Windows x64, PowerShell:

powershell
curl.exe -L -o $env:TEMP\svec.tgz `
  https://github.com/asg017/sqlite-vec/releases/download/v0.1.9/sqlite-vec-0.1.9-loadable-windows-x86_64.tar.gz
tar -xzf $env:TEMP\svec.tgz -C $env:TEMP
$env:SQLITE_VEC_PATH = "$env:TEMP\vec0.dll"

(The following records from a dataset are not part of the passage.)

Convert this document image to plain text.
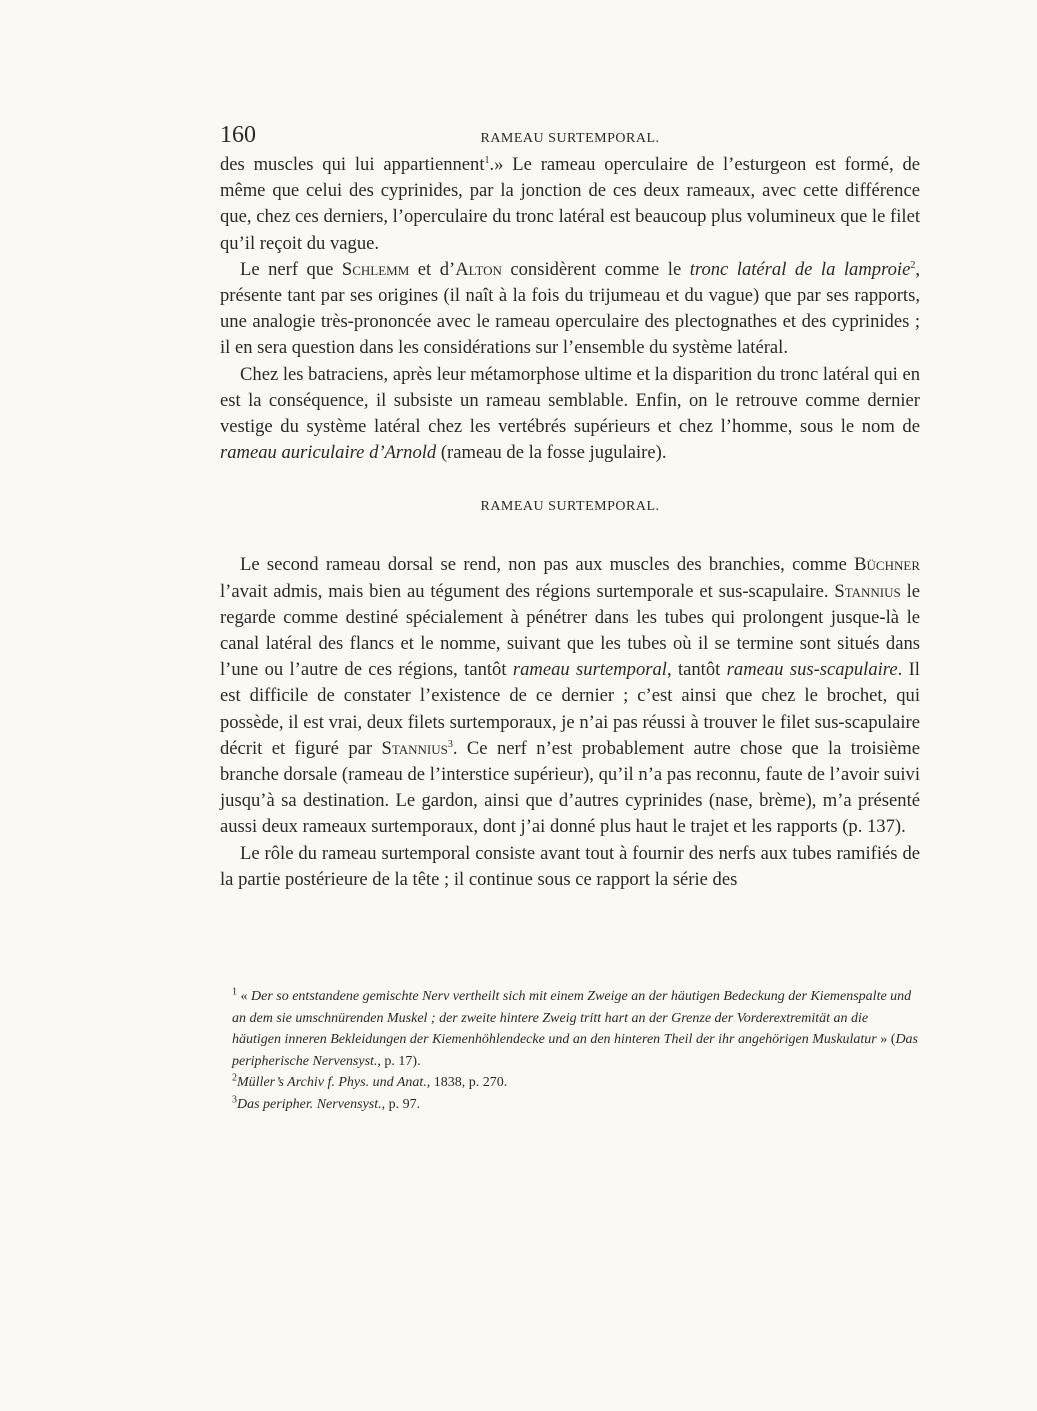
160	RAMEAU SURTEMPORAL.

des muscles qui lui appartiennent$^1$.» Le rameau operculaire de l’esturgeon est formé, de même que celui des cyprinides, par la jonction de ces deux rameaux, avec cette différence que, chez ces derniers, l’operculaire du tronc latéral est beaucoup plus volumineux que le filet qu’il reçoit du vague.

Le nerf que Schlemm et d’Alton considèrent comme le tronc latéral de la lamproie$^2$, présente tant par ses origines (il naît à la fois du trijumeau et du vague) que par ses rapports, une analogie très-prononcée avec le rameau operculaire des plectognathes et des cyprinides ; il en sera question dans les considérations sur l’ensemble du système latéral.

Chez les batraciens, après leur métamorphose ultime et la disparition du tronc latéral qui en est la conséquence, il subsiste un rameau semblable. Enfin, on le retrouve comme dernier vestige du système latéral chez les vertébrés supérieurs et chez l’homme, sous le nom de rameau auriculaire d’Arnold (rameau de la fosse jugulaire).

RAMEAU SURTEMPORAL.

Le second rameau dorsal se rend, non pas aux muscles des branchies, comme Büchner l’avait admis, mais bien au tégument des régions surtemporale et sus-scapulaire. Stannius le regarde comme destiné spécialement à pénétrer dans les tubes qui prolongent jusque-là le canal latéral des flancs et le nomme, suivant que les tubes où il se termine sont situés dans l’une ou l’autre de ces régions, tantôt rameau surtemporal, tantôt rameau sus-scapulaire. Il est difficile de constater l’existence de ce dernier ; c’est ainsi que chez le brochet, qui possède, il est vrai, deux filets surtemporaux, je n’ai pas réussi à trouver le filet sus-scapulaire décrit et figuré par Stannius$^3$. Ce nerf n’est probablement autre chose que la troisième branche dorsale (rameau de l’interstice supérieur), qu’il n’a pas reconnu, faute de l’avoir suivi jusqu’à sa destination. Le gardon, ainsi que d’autres cyprinides (nase, brème), m’a présenté aussi deux rameaux surtemporaux, dont j’ai donné plus haut le trajet et les rapports (p. 137).

Le rôle du rameau surtemporal consiste avant tout à fournir des nerfs aux tubes ramifiés de la partie postérieure de la tête ; il continue sous ce rapport la série des

$^1$ « Der so entstandene gemischte Nerv vertheilt sich mit einem Zweige an der häutigen Bedeckung der Kiemenspalte und an dem sie umschnürenden Muskel ; der zweite hintere Zweig tritt hart an der Grenze der Vorderextremität an die häutigen inneren Bekleidungen der Kiemenhöhlendecke und an den hinteren Theil der ihr angehörigen Muskulatur » (Das peripherische Nervensyst., p. 17).

$^2$Müller’s Archiv f. Phys. und Anat., 1838, p. 270.

$^3$Das peripher. Nervensyst., p. 97.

The thread-scaling workload is the one to run when you want to inspect the LSM Relaxed result. Use the relaxed engine filter for that number; the default all matrix also runs strict production durability, which can be much slower on Windows because it includes fsync-heavy update work.

bash
dotnet run -c Release --project demos/Research.Benchmark/src/Research.Benchmark.Host -- --scenario thread-scaling --engine datavo-lsm-relaxed --format markdown

The YCSB-style mixed workload preloads records and mixes reads with updates so write-tail latency can be compared.

bash
dotnet run -c Release --project demos/Research.Benchmark/src/Research.Benchmark.Host -- --scenario ycsb-mixed --records 100000 --format markdown

The space and recovery workload measures insert time, on-disk size, recovery time, and managed allocation.

bash
dotnet run -c Release --project demos/Research.Benchmark/src/Research.Benchmark.Host -- --scenario space-and-recovery --records 1000000 --format markdown

Record the environment with every run. At minimum, capture the commit SHA, OS, CPU, .NET SDK, storage device, native SQLite extension path, storage mode, and durability setting.

bash
git rev-parse HEAD
dotnet --info
uname -a

When comparing strict and relaxed LSM, keep the configuration difference visible in the report. The two modes answer different questions.

csharp
var strict = new DataVoConfig
{
    StorageMode = StorageMode.Lsm,
    DiskStoragePath = "./bench_strict",
    LsmStrictFsync = true
};

var relaxed = new DataVoConfig
{
    StorageMode = StorageMode.Lsm,
    DiskStoragePath = "./bench_relaxed",
    LsmStrictFsync = false
};

Reproducing the CI Snapshot

The Linux and Windows measurements in the benchmark results come from the GitHub Actions workflow .github/workflows/benchmark.yml. It runs on Ubuntu and Windows hosted runners, downloads the pinned sqlite-vec v0.1.9 loadable extension for each OS, verifies its SHA256, exports SQLITE_VEC_PATH, runs the same scenario commands shown above, and uploads the results as workflow artifacts. To reproduce it, trigger that workflow from the repository's Actions tab (it supports manual workflow_dispatch), or run the same dotnet run commands on a local host with SQLITE_VEC_PATH pointing at the extension.

Reproduction Support

All six scenarios above are reproducible from the documented commands: flat CRUD (in-process insert and point lookup), disk CRUD WAL (with strict/relaxed durability comparisons), vector search (10,000 vectors, 1536 dimensions, 100 queries, top-10), thread scaling (1, 2, 4, 8, 16, and 32 threads), YCSB mixed (100,000 records mixing reads and updates), and space-and-recovery (disk footprint and recovery). A long-term public CI performance gate is planned but not yet in place.